03How does the Thermalright Peerless Assassin 120 SE compare to alternatives?+
It outperforms the Arctic Freezer 34 eSports DUO by 5-7°C whilst running quieter, despite costing only £6 less. The ENDORFY Fortis 5 offers similar thermal performance with slightly better aesthetics for £15 more. Premium options like the Noctua NH-D15 run just 3-4°C cooler but cost triple the price. The Peerless Assassin delivers 90-95% of premium cooler performance at one-third the cost.
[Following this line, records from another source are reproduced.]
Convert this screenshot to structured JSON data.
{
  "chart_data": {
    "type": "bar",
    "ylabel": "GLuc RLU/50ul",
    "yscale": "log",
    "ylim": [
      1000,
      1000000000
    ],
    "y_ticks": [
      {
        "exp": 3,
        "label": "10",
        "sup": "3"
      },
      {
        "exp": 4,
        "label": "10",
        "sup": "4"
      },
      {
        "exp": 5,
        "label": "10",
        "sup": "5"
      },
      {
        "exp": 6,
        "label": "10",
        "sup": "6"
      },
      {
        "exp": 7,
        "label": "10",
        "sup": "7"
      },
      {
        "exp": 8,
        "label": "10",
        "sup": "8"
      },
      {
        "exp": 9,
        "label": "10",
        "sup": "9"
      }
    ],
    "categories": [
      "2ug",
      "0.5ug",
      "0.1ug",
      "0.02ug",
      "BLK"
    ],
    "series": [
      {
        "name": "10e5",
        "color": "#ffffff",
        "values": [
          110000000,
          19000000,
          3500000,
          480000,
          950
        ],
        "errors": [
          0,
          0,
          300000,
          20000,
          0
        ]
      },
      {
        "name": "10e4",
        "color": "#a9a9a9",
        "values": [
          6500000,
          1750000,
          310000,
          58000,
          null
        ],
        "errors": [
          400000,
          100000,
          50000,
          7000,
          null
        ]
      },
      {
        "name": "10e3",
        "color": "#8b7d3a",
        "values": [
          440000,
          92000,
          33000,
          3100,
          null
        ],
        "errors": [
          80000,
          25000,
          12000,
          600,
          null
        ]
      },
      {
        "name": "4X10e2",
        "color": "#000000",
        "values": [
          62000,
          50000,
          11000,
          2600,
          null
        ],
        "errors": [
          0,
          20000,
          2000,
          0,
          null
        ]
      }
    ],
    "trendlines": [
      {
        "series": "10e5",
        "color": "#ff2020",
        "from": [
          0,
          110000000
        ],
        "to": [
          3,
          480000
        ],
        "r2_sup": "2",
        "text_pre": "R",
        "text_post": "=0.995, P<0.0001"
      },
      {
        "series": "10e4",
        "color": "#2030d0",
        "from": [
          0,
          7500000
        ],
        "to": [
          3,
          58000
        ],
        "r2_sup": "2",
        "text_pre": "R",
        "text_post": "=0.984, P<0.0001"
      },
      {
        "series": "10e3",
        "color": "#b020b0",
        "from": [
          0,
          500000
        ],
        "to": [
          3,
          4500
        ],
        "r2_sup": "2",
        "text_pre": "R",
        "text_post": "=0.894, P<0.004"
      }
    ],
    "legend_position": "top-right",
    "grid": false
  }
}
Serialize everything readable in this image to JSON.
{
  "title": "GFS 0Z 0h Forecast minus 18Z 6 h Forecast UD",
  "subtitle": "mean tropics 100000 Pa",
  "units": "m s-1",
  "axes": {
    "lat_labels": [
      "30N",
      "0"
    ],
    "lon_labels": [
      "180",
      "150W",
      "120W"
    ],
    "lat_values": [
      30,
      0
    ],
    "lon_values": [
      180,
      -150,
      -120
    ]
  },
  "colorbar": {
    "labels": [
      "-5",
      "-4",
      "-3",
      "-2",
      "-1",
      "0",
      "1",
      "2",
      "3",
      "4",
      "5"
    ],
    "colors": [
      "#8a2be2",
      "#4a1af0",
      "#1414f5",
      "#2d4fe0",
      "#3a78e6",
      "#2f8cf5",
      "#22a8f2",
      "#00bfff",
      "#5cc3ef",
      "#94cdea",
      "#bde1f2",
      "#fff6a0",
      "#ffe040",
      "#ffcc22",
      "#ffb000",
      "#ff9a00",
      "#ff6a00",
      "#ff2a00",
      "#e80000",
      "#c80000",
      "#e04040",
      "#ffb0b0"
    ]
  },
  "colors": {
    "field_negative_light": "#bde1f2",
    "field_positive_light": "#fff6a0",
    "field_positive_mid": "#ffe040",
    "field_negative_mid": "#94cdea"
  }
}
04Is the current Thermalright Peerless Assassin 120 SE price a good deal?+
£32 represents exceptional value for dual-tower cooling performance. The 90-day average of £28.83 shows stable pricing with occasional drops to £26, though the £3-4 savings hardly justify waiting. This price point allows allocating more budget toward GPU or storage rather than overspending on cooling. Comparable thermal performance from established brands costs £60-90, making this roughly one-third the price of equivalent alternatives.
05How long does the Thermalright Peerless Assassin 120 SE last?+
The fluid dynamic bearing fans should provide 5-7 years of reliable operation under typical use, though long-term reliability data remains limited given the product's relatively recent UK availability. The metal mounting hardware and copper heat pipes show no wear concerns during three weeks of testing. Thermalright's 20+ year brand history suggests reasonable durability expectations. The standard 120mm fan dimensions allow easy replacement if needed, with any compatible PWM fan working as a substitute.